Robotnicy stawiali się do pracy, dostawali za nią wynagrodzenie. Życie było tu ciężkie, ale wtedy nigdzie nie było łatwo. Potem przyszedł wrzesień 1939 r., wojna. Żwirownia wciąż funkcjonowała, chociaż nie było już tak spokojnie. Aż latem 1941 r. na teren żwirowni i majątku Milewek przybyli naziści. Utworzyli tu obóz przymusowej pracy dla mieszkańców powiatu sokołowsko-węgrowskiego i dystryktu warszawskiego. W następnym roku powstał w pobliżu obóz zagłady dla ludności żydowskiej. Piekło na ziemi trwało trzy lata. Ci, którzy je przeżyli, opowiadali o niewyobrażalnym okrucieństwie człowieka wobec człowieka.
Od wielu lat w pierwszą sobotę września, w miejscu byłego obozu pracy Treblinka I odbywają się uroczystości upamiętniające tych, którzy wówczas zginęli. Są także wyrazem sprzeciwu współczesnych ludzi wobec agresji i zła.
Pomóż w rozwoju naszego portalu
Reklama
Uroczystość rozpoczęła się przy żwirowni. Tu Edward Kopówka, dyrektor Muzeum Treblinka wprowadził zebranych w nastrój powagi i pełen zadumy. Następnie została utworzona kolumna, na czele której harcerze nieśli drewniany krzyż, dalej podążały poczty sztandarowe, księża i przybyli na nabożeństwo mieszkańcy okolicznych miejscowości.
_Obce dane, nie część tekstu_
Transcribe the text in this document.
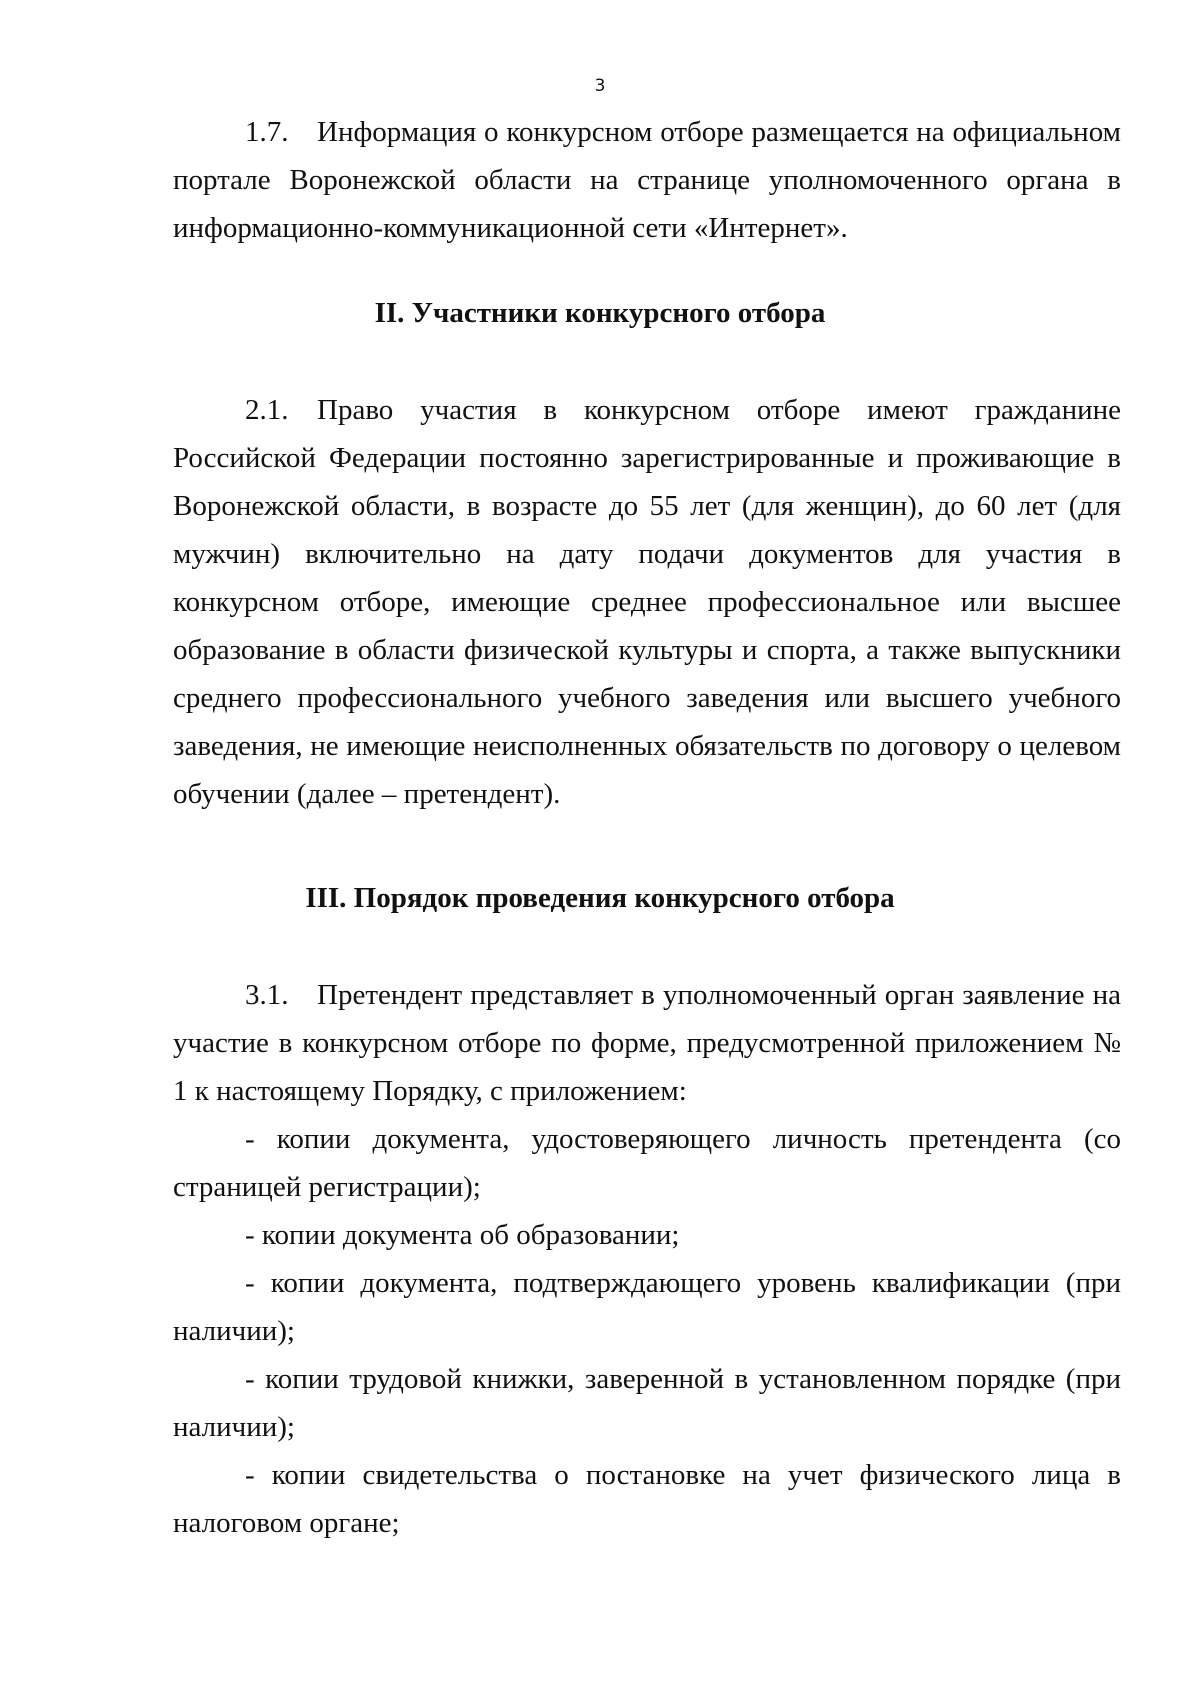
3

1.7. Информация о конкурсном отборе размещается на официальном портале Воронежской области на странице уполномоченного органа в информационно-коммуникационной сети «Интернет».

II. Участники конкурсного отбора

2.1. Право участия в конкурсном отборе имеют гражданине Российской Федерации постоянно зарегистрированные и проживающие в Воронежской области, в возрасте до 55 лет (для женщин), до 60 лет (для мужчин) включительно на дату подачи документов для участия в конкурсном отборе, имеющие среднее профессиональное или высшее образование в области физической культуры и спорта, а также выпускники среднего профессионального учебного заведения или высшего учебного заведения, не имеющие неисполненных обязательств по договору о целевом обучении (далее – претендент).

III. Порядок проведения конкурсного отбора

3.1. Претендент представляет в уполномоченный орган заявление на участие в конкурсном отборе по форме, предусмотренной приложением № 1 к настоящему Порядку, с приложением:

- копии документа, удостоверяющего личность претендента (со страницей регистрации);

- копии документа об образовании;

- копии документа, подтверждающего уровень квалификации (при наличии);

- копии трудовой книжки, заверенной в установленном порядке (при наличии);

- копии свидетельства о постановке на учет физического лица в налоговом органе;
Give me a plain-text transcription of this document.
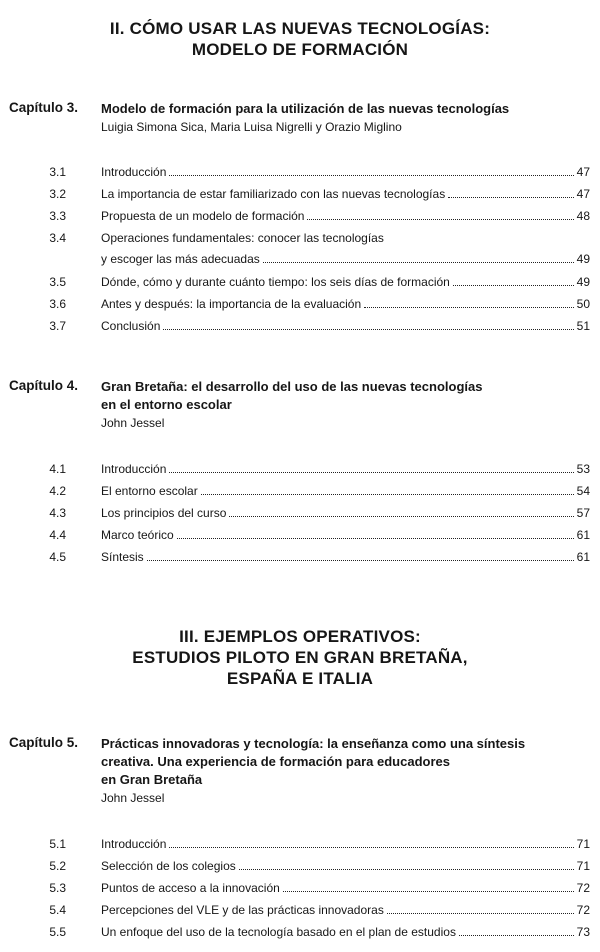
II. CÓMO USAR LAS NUEVAS TECNOLOGÍAS:
MODELO DE FORMACIÓN
Capítulo 3. Modelo de formación para la utilización de las nuevas tecnologías
Luigia Simona Sica, Maria Luisa Nigrelli y Orazio Miglino
3.1	Introducción	47
3.2	La importancia de estar familiarizado con las nuevas tecnologías	47
3.3	Propuesta de un modelo de formación	48
3.4	Operaciones fundamentales: conocer las tecnologías
y escoger las más adecuadas	49
3.5	Dónde, cómo y durante cuánto tiempo: los seis días de formación	49
3.6	Antes y después: la importancia de la evaluación	50
3.7	Conclusión	51
Capítulo 4. Gran Bretaña: el desarrollo del uso de las nuevas tecnologías
en el entorno escolar
John Jessel
4.1	Introducción	53
4.2	El entorno escolar	54
4.3	Los principios del curso	57
4.4	Marco teórico	61
4.5	Síntesis	61
III. EJEMPLOS OPERATIVOS:
ESTUDIOS PILOTO EN GRAN BRETAÑA,
ESPAÑA E ITALIA
Capítulo 5. Prácticas innovadoras y tecnología: la enseñanza como una síntesis
creativa. Una experiencia de formación para educadores
en Gran Bretaña
John Jessel
5.1	Introducción	71
5.2	Selección de los colegios	71
5.3	Puntos de acceso a la innovación	72
5.4	Percepciones del VLE y de las prácticas innovadoras	72
5.5	Un enfoque del uso de la tecnología basado en el plan de estudios	73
Drogę Krzyżową prowadził ks. kan. Józef Poskrobko. Każda stacja Męki Pańskiej składała się z trzech części: historycznej, wspomnień więźniów i rozważań kolejnych etapów Drogi Krzyżowej. Historię i wspomnienia odczytywali pracownicy muzeum. Między kolejnymi stacjami śpiewane były pieśni w wykonaniu Bernadety Wiatr i Mirosława Sienickiego z Małkini Górnej. W miejscu plenerowej Mszy św., przy pomniku w miejscu straceń, zebranych powitał ks. kan. Józef Poskrobko oraz kierownik Muzeum Treblinka Edward Kopówka.
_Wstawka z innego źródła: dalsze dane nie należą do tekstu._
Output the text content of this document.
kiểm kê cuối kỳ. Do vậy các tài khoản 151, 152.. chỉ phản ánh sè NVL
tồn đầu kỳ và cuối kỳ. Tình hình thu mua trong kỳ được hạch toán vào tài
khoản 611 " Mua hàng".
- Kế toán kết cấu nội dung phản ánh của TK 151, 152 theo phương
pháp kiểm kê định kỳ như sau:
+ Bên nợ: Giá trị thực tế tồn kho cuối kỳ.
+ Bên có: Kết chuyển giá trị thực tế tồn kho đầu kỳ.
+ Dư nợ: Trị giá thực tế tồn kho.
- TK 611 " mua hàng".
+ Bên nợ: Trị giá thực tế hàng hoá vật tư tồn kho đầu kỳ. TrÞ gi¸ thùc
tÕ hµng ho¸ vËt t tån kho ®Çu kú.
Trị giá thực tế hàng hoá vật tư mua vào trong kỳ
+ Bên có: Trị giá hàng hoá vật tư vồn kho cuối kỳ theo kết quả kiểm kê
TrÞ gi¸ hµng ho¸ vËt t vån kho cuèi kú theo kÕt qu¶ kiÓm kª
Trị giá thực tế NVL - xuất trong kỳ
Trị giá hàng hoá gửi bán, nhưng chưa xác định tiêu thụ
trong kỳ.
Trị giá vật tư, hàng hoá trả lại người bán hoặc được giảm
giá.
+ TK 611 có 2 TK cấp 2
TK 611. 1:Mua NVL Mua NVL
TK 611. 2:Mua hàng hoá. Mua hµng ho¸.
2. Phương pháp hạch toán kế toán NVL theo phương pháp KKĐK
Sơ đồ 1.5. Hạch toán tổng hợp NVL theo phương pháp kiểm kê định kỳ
Mszę św. sprawował bp Piotr Sawczuk. W kazaniu do zebranych zwrócił uwagę na ziemię treblińską kryjącą szczątki tysięcy niewinnych ludzi, którym odebrano prawo do życia. Wiek XX był czasem wielu wielkich odkryć i wynalazków, był też czasem naznaczonym tragedią ludobójstwa. Właśnie mija kolejna rocznica wybuchu II wojny światowej. Wojna jest zawsze złem, jest klęską. W tym miejscu, gdzie życie stracili Polacy, Żydzi, Romowie i inne nacje, powinniśmy modlić się o życie w pokoju. Biskup nawiązał również do Ewangelii tego dnia – Przypowieści o talentach. Srebrny talent to pieniądz o znacznej wartości. Przypowieść niesie prawdę, że wszystko, co posiadamy jest darem. Do każdego tak wielkiego daru człowiek powinien jeszcze dołożyć cząstkę siebie, aby oddać z nadmiarem. Dzisiejsza modlitwa za zmarłych jest też pomnażaniem talentów. Ludzie otrzymują od Boga kapitał łaski – każdy inny, ale też każdy ma obowiązek go zwiększać. Życie wieczne otrzymujemy za darmo, ale ceną jest śmierć Chrystusa, najdroższego Wybawiciela. Człowiek powinien pomnażać miłość i dobro do bliźnich, zamiast stać bezczynnie i z gnuśnością patrzeć na świat. Naszym obowiązkiem jest przyczynianie się do triumfu dobra. Jesteśmy powołani do poprawiania świata, aby nigdy nie powtórzyło się takie zło, jak w Treblince.
Zakończeniem uroczystości był występ Witolda Radomskiego, nauczyciela z Kosowa Lackiego. Wykonał on kilka pieśni do tekstów wierszy o Treblince oraz pieśni o tematyce refleksyjnej. Następnie odbyło się złożenie wieńców pod pomnikiem oraz rozdanie nagród laureatom konkursu literackiego „Pamięć o zagładzie zapisana w wierszach”.
W miejscu dramatycznych wydarzeń sprzed lat szumi las. Nie słychać wystrzałów, wrzasków niemieckich katów, jęków więźniów i wołań o pomoc. Wszystko ucichło. Nawet ziemia w milczeniu kryje tę straszną przeszłość. Ale pamięć, która trwa, głośno woła: „Nigdy więcej wojny!”.